The above command creates the AuthGuard inside the services folder and the AuthGuard name is auth.

auth.guards.ts




import { Injectable } from "@angular/core";
import {
    ActivatedRouteSnapshot,
    CanActivate,
    Router,
    RouterStateSnapshot,
    UrlTree
} from "@angular/router";
import { AuthService } from "./auth.service";
  
@Injectable()
export class AuthGuard implements CanActivate {
    constructor(
        private authService: AuthService,
        private router: Router) { }
    canActivate(
        route: ActivatedRouteSnapshot,
        state: RouterStateSnapshot): boolean | Promise<boolean> {
        var isAuthenticated = this.authService.getAuthStatus();
        if (!isAuthenticated) {
            this.router.navigate(['/login']);
        }
        return isAuthenticated;
    }
}


Inside the canActivate function, we are checking whether the user is authenticated or not and “getAuthStatus” method returns a boolean value. So based on this value we return the value from canActivate method. If the “getAuthStatus” return value means user is authenticated then we allow the user to access the page otherwise we navigate the user to the login page.

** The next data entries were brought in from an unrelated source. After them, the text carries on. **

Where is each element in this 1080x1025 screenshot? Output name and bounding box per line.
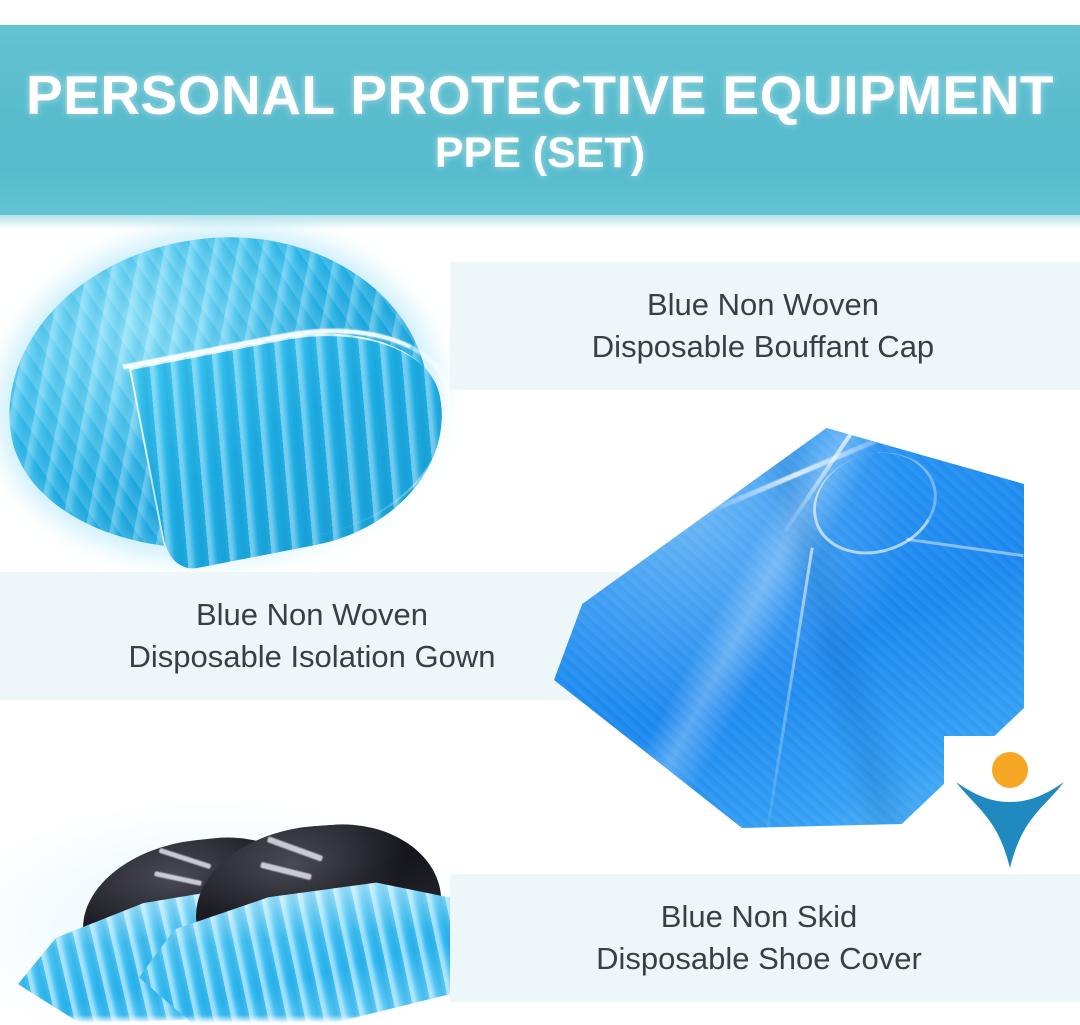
ppe-poster: PERSONAL PROTECTIVE EQUIPMENT PPE (SET) … (0, 0, 1080, 1025)
top-margin (0, 0, 1080, 26)
person-figure-logo (944, 736, 1076, 876)
caption-shoe-cover: Blue Non Skid Disposable Shoe Cover (450, 874, 1080, 1002)
caption-isolation-gown: Blue Non Woven Disposable Isolation Gown (0, 572, 620, 700)
caption-isolation-gown-line1: Blue Non Woven (196, 594, 428, 636)
poster-header: PERSONAL PROTECTIVE EQUIPMENT PPE (SET) (0, 25, 1080, 215)
caption-bouffant-cap: Blue Non Woven Disposable Bouffant Cap (450, 262, 1080, 390)
caption-isolation-gown-line2: Disposable Isolation Gown (128, 636, 495, 678)
page-subtitle: PPE (SET) (435, 127, 645, 181)
caption-bouffant-cap-line2: Disposable Bouffant Cap (592, 326, 934, 368)
page-title: PERSONAL PROTECTIVE EQUIPMENT (26, 67, 1054, 123)
caption-shoe-cover-line2: Disposable Shoe Cover (596, 938, 922, 980)
bouffant-cap-photo (0, 214, 446, 583)
caption-bouffant-cap-line1: Blue Non Woven (647, 284, 879, 326)
shoe-cover-photo (8, 806, 478, 1025)
caption-shoe-cover-line1: Blue Non Skid (661, 896, 857, 938)
logo-head-icon (992, 752, 1028, 788)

Then we have to update our routing file so which route is protected by AuthGuard and which route is accessible for every user.

app-routing.module.ts




import { NgModule } from '@angular/core';
import { Routes, RouterModule } 
from '@angular/router';
import { AuthGuard } 
from './services/auth.guards';
import { LoginComponent } 
from './auth/login/login.component';
import { SignupComponent } 
from './auth/signup/signup.component';
import { PostCreateComponent } 
from './posts/post-create/post-create.component';
import { PostListComponent } 
from './posts/post-list/post-list.component';
  
const routes: Routes = [
  { path: ''
  component: PostListComponent },
  { path: 'create'
  component: PostCreateComponent, 
  canActivate: [AuthGuard]},
  { path: 'edit'
  component: PostCreateComponent, 
  canActivate: [AuthGuard] },
  { path: 'login'
  component: LoginComponent },
  { path: 'signup'
  component: SignupComponent }
];
  
@NgModule({
  imports: [RouterModule.forRoot(routes)],
  exports: [RouterModule],
  providers: [AuthGuard]
})
  
export class AppRoutingModule { }


Here inside the routes array, we have provided the canActivate: [AuthGuard] to “create” and “edit” routes so these two routes are only accessible to authenticated users and other routes are open for all users.

{ path: ‘create’, component: PostCreateComponent, canActivate: [AuthGuard]},
{ path: ‘edit’, component: PostCreateComponent, canActivate: [AuthGuard] },

Make sure to import AuthGuard in this routing file and also add it inside @NgModule providers.

@NgModule({
imports: [RouterModule.forRoot(routes)],
exports: [RouterModule],
providers: [AuthGuard]
})

So that’s how we can protect routes from un-authorized access in AngularJS.